Выбрать главу

Я знаю: человека-Горького с благодарностью вспоминают многие в России, и особенно в Петербурге. Не один десяток людей обязан ему жизнью и свободой.

Всем было хорошо известно, что Горький — в близкой дружбе с Лениным, что он хорошо знаком с другими главарями революции. И когда революция перешла к террору, последней апелляционной инстанцией, последней надеждой был Горький, жены и матери арестованных шли к нему. Он писал письма, ругался по телефону, в наиболее серьезных случаях сам ездил в Москву, к Ленину. Не раз случалось, что его заступничество кончалось неудачей. Как-то мне пришлось просить Горького за одного моего знакомого, попавшего в ЧК. По возвращении из Москвы, сердито пыхтя папиросой, Горький рассказал, что за свое вмешательство получил от Ленина реприманд: «Пора бы, говорит, вам знать, что политика — вообще дело грязное, и лучше вам в эти истории не путаться».

Но Горький продолжал «путаться».

По моим впечатлениям, тогдашняя политика террора была одной из главных причин временной размолвки Горького с большевиками и его отъезда заграницу.
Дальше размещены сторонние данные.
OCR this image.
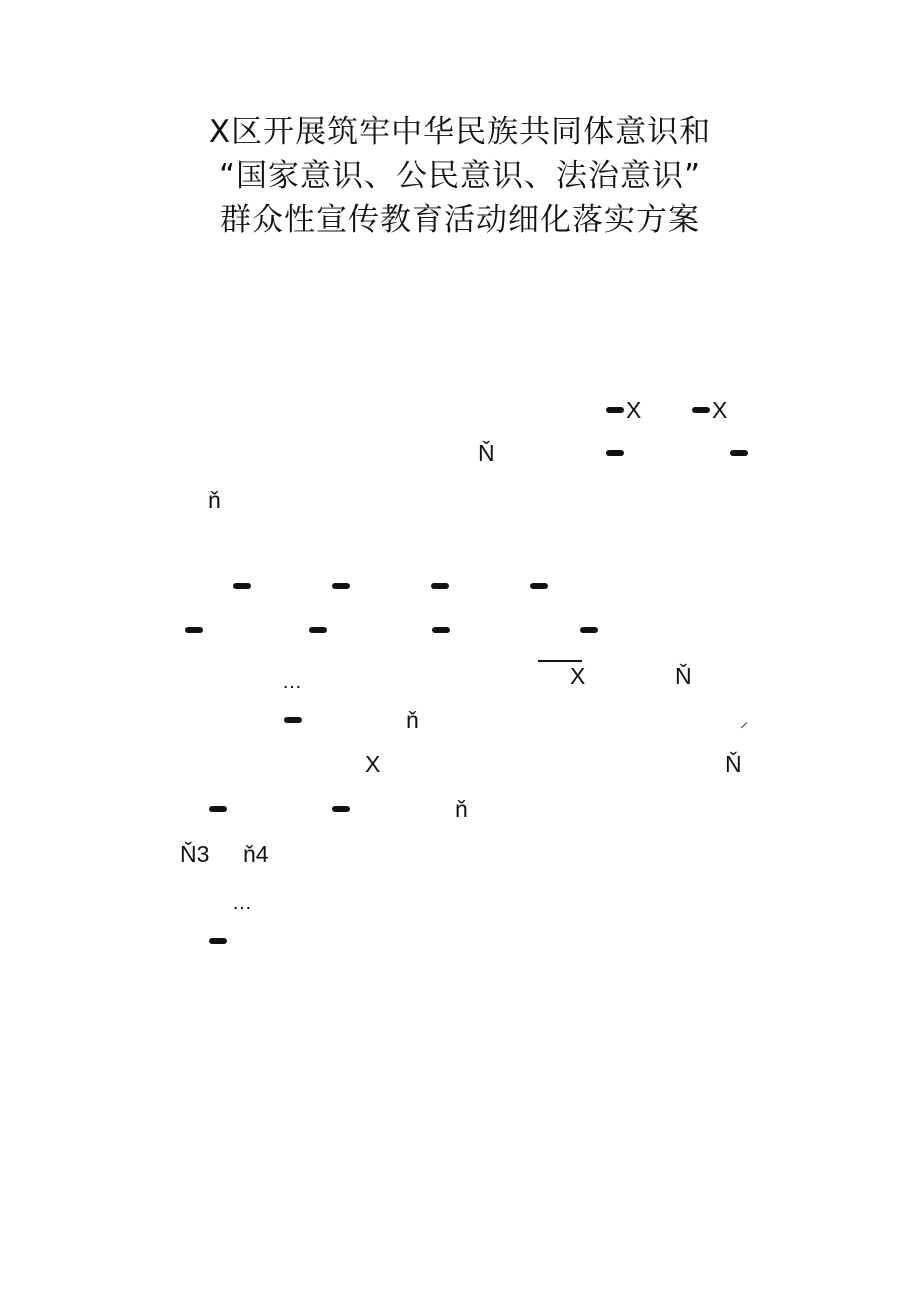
X区开展筑牢中华民族共同体意识和
“国家意识、公民意识、法治意识”
群众性宣传教育活动细化落实方案
X	X
Ň
ň
…	X	Ň
ň	⸝
X	Ň
ň
Ň3 ň4
…
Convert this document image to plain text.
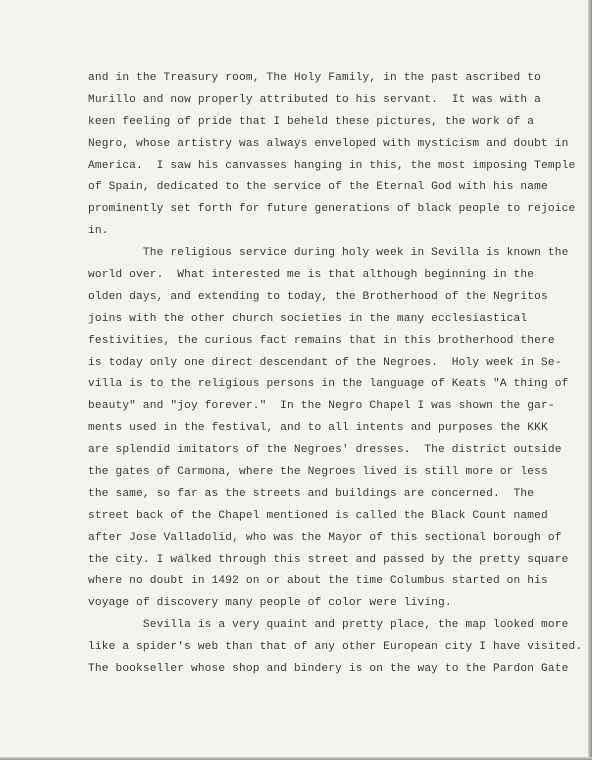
and in the Treasury room, The Holy Family, in the past ascribed to
Murillo and now properly attributed to his servant.  It was with a
keen feeling of pride that I beheld these pictures, the work of a
Negro, whose artistry was always enveloped with mysticism and doubt in
America.  I saw his canvasses hanging in this, the most imposing Temple
of Spain, dedicated to the service of the Eternal God with his name
prominently set forth for future generations of black people to rejoice
in.
The religious service during holy week in Sevilla is known the
world over.  What interested me is that although beginning in the
olden days, and extending to today, the Brotherhood of the Negritos
joins with the other church societies in the many ecclesiastical
festivities, the curious fact remains that in this brotherhood there
is today only one direct descendant of the Negroes.  Holy week in Se-
villa is to the religious persons in the language of Keats "A thing of
beauty" and "joy forever."  In the Negro Chapel I was shown the gar-
ments used in the festival, and to all intents and purposes the KKK
are splendid imitators of the Negroes' dresses.  The district outside
the gates of Carmona, where the Negroes lived is still more or less
the same, so far as the streets and buildings are concerned.  The
street back of the Chapel mentioned is called the Black Count named
after Jose Valladolid, who was the Mayor of this sectional borough of
the city. I walked through this street and passed by the pretty square
where no doubt in 1492 on or about the time Columbus started on his
voyage of discovery many people of color were living.
Sevilla is a very quaint and pretty place, the map looked more
like a spider's web than that of any other European city I have visited.
The bookseller whose shop and bindery is on the way to the Pardon Gate
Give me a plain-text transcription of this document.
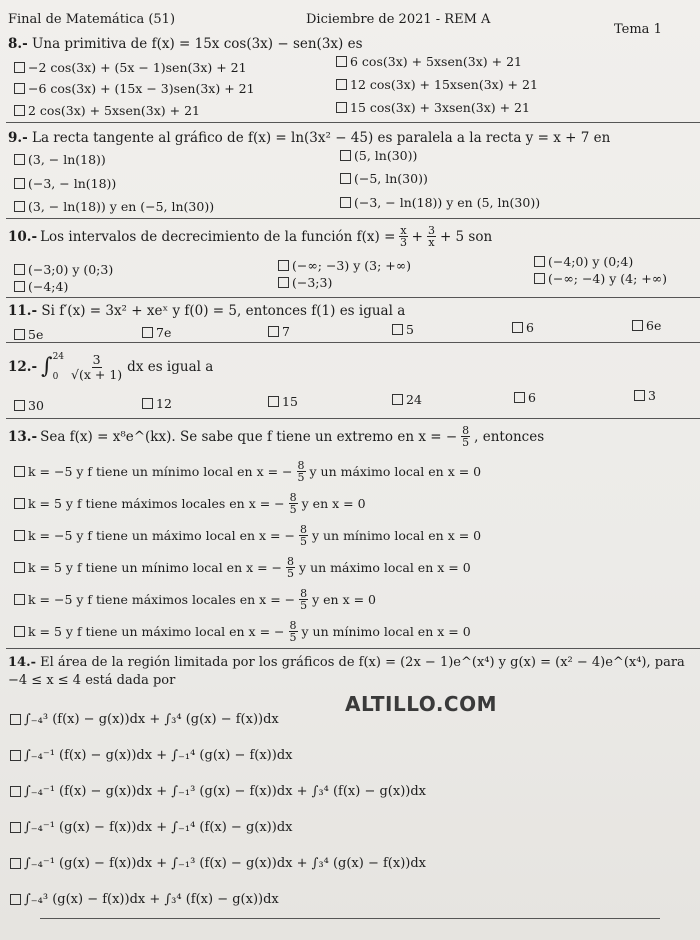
Final de Matemática (51)	Diciembre de 2021 - REM A
Tema 1
8.- Una primitiva de f(x) = 15x cos(3x) − sen(3x) es
−2 cos(3x) + (5x − 1)sen(3x) + 21	6 cos(3x) + 5xsen(3x) + 21
−6 cos(3x) + (15x − 3)sen(3x) + 21	12 cos(3x) + 15xsen(3x) + 21
2 cos(3x) + 5xsen(3x) + 21	15 cos(3x) + 3xsen(3x) + 21
9.- La recta tangente al gráfico de f(x) = ln(3x² − 45) es paralela a la recta y = x + 7 en
(3, − ln(18))	(5, ln(30))
(−3, − ln(18))	(−5, ln(30))
(3, − ln(18)) y en (−5, ln(30))	(−3, − ln(18)) y en (5, ln(30))
10.- Los intervalos de decrecimiento de la función $f(x) = \frac{x}{3} + \frac{3}{x} + 5$ son
(−3;0) y (0;3)	(−∞; −3) y (3; +∞)	(−4;0) y (0;4)
(−4;4)	(−3;3)	(−∞; −4) y (4; +∞)
11.- Si f′(x) = 3x² + xeˣ y f(0) = 5, entonces f(1) es igual a
5e	7e	7	5	6	6e
12.- ∫ 24
0	$\frac{3}{√(x + 1)}$ dx es igual a
30	12	15	24	6	3
13.- Sea f(x) = x⁸e^(kx). Se sabe que f tiene un extremo en x = − $\frac{8}{5}$ , entonces
k = −5 y f tiene un mínimo local en x = − $\frac{8}{5}$ y un máximo local en x = 0
k = 5 y f tiene máximos locales en x = − $\frac{8}{5}$ y en x = 0
k = −5 y f tiene un máximo local en x = − $\frac{8}{5}$ y un mínimo local en x = 0
k = 5 y f tiene un mínimo local en x = − $\frac{8}{5}$ y un máximo local en x = 0
k = −5 y f tiene máximos locales en x = − $\frac{8}{5}$ y en x = 0
k = 5 y f tiene un máximo local en x = − $\frac{8}{5}$ y un mínimo local en x = 0
14.- El área de la región limitada por los gráficos de f(x) = (2x − 1)e^(x⁴) y g(x) = (x² − 4)e^(x⁴), para
−4 ≤ x ≤ 4 está dada por
∫₋₄³ (f(x) − g(x))dx + ∫₃⁴ (g(x) − f(x))dx
∫₋₄⁻¹ (f(x) − g(x))dx + ∫₋₁⁴ (g(x) − f(x))dx
∫₋₄⁻¹ (f(x) − g(x))dx + ∫₋₁³ (g(x) − f(x))dx + ∫₃⁴ (f(x) − g(x))dx
∫₋₄⁻¹ (g(x) − f(x))dx + ∫₋₁⁴ (f(x) − g(x))dx
∫₋₄⁻¹ (g(x) − f(x))dx + ∫₋₁³ (f(x) − g(x))dx + ∫₃⁴ (g(x) − f(x))dx
∫₋₄³ (g(x) − f(x))dx + ∫₃⁴ (f(x) − g(x))dx
ALTILLO.COM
Случилось так, что незадолго до его отъезда я, возвращаясь из Москвы в Петербург, оказался в одном вагоне с Горьким. Была ночь, весь вагон уже спал. Вдвоем мы долго стояли в коридоре, смотрели на летевшие за черным окном искры и говорили. Шла речь о большом русском поэте Гумилеве, расстрелянном за несколько месяцев перед тем. Это был человек и политически, и литературно чужой Горькому, но тем не менее Горький сделал всё, чтобы спасти его. По словам Горького, ему уже удалось добиться в Москве обещания сохранить жизнь Гумилева, но петербургские власти как-то узнали об этом и поспешили немедленно привести приговор в исполнение. Я никогда не видел Горького в таком раздражении, как в эту ночь.

Года через полтора, в глухой русской деревне, где я проводил лето, мне попался номер провинциальной коммунистической газеты с жирным заголовком: «Горький умер!». Заголовок оказался трюком остряка-журналиста: в статье шла речь о «политической смерти» Горького, опубликовавшего тогда заграницей какой-то протест по поводу происходившего в Москве суда над социалистами-революционерами (русская партия, примыкающая к 2 Интернационалу).

Это был кульминационный пункт разлада Горького с большевиками. Но не только с ними, а и с самим собой, потому что, несомненно, кроме «Пешкова», человека с почти по-женски мягким сердцем, в нем жил большевик.

Когда от жестокого разрушения революция перешла к постройке нового, Горький вернулся в Россию. То, что вызвало его отъезд, — видимо было забыто. Когда я попытался заглянуть внутрь его и узнать, что теперь думает (вернее чувствует) «Пешков», я услышал ответ: «У них — очень большие цели. И это оправдывает для меня всё».

* * *

Недавно в статье о новых русских романах (в «Marianne»), упоминая о Горьком, я назвал его «Le pape de la Littérature sovietique». Курьезная опечатка типографии сделала из «pape» — «pope». По странной случайности эта опечатка почти повторила то, что Горький в шутку говорил о себе: он называл себя: «литературным протопопом».

Я думаю, этой шуткой Горький правильнее всего определил свое положение в советской литературе. Было, конечно, немало и таких авторов, которые являлись к Горькому, чтобы «поцеловать папскую туфлю». С такими благочестивыми паломниками Горький скучал и торопился их выпроводить. «Смотрит на меня, будто я — дурак в мундире с орденами», — сердито сказал он мне об одном таком посетителе. Но большинство писателей приходило к нему не как к человеку с литературными орденами, не как к литературному авторитету, а просто — как к человеку: не к «Горькому», а к «Пешкову».

На моих глазах возникла и выросла дружба Горького с группой молодых петербургских писателей, носившей название «Серапионовых братьев», с которой был очень близко связан и я. Группа эта родилась в петербургском «Доме искусств», где еще в периоды революции Горькому удалось организовать род литературного университета (я там был одним из лекторов). Когда из слушателей этого университета вышло несколько талантливых писателей, Горький чувствовал себя, как счастливый отец, он возился с ними, как наседка с цыплятами. Очень трогательные отношения с ними сохранились у Горького и позже, когда «цыплята» выросли и стали чуть что не классиками новой советской прозы.